I've actually used suPHP before switching to the itk MPM. The performance improvement I got after switching was so ridiculous, turning back would be insane. –  CyberShadow May 19 '11 at 13:03
    
Using a per-user MPM like itk is also more secure, as Apache itself is also running as the user (in case of a vulnerability in Apache or one of its modules). –  CyberShadow May 19 '11 at 13:09
    
Cyber, thanks for the info. Unfortunately in my current role I don't get as much exposure to web servers as I might like. The itk MPM sounds very interesting. –  Kyle Smith May 24 '11 at 14:47

Your problem seems like misconfiguration to me. I've been using Gentoo for several years now and so far the only issue I've came upon was with temporary broken dependencies on the unstable branch, which was fixed in a matter of days. My advise is to stick with Gentoo. You won't get much benefit in terms of cpu power, but will have high maintenance time, which will educate you in the way Linux works out as a system.

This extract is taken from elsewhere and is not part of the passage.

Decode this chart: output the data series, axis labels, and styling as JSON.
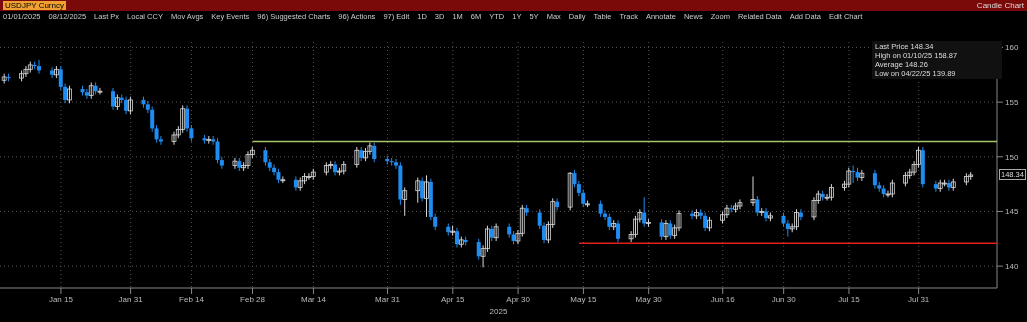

If you handle a huge amount of servers, you should consider keeping away a few machines so that you can compile and make binary packages for easy distribution. later on. This will speed updates deployment to the rest of the servers and in the same time will give you the flexibility to maintain your very own versions of the server software.

As for the php, I would stick to whatever works for you and your users. The itk mpm choice highly depends on running the php in nts mode.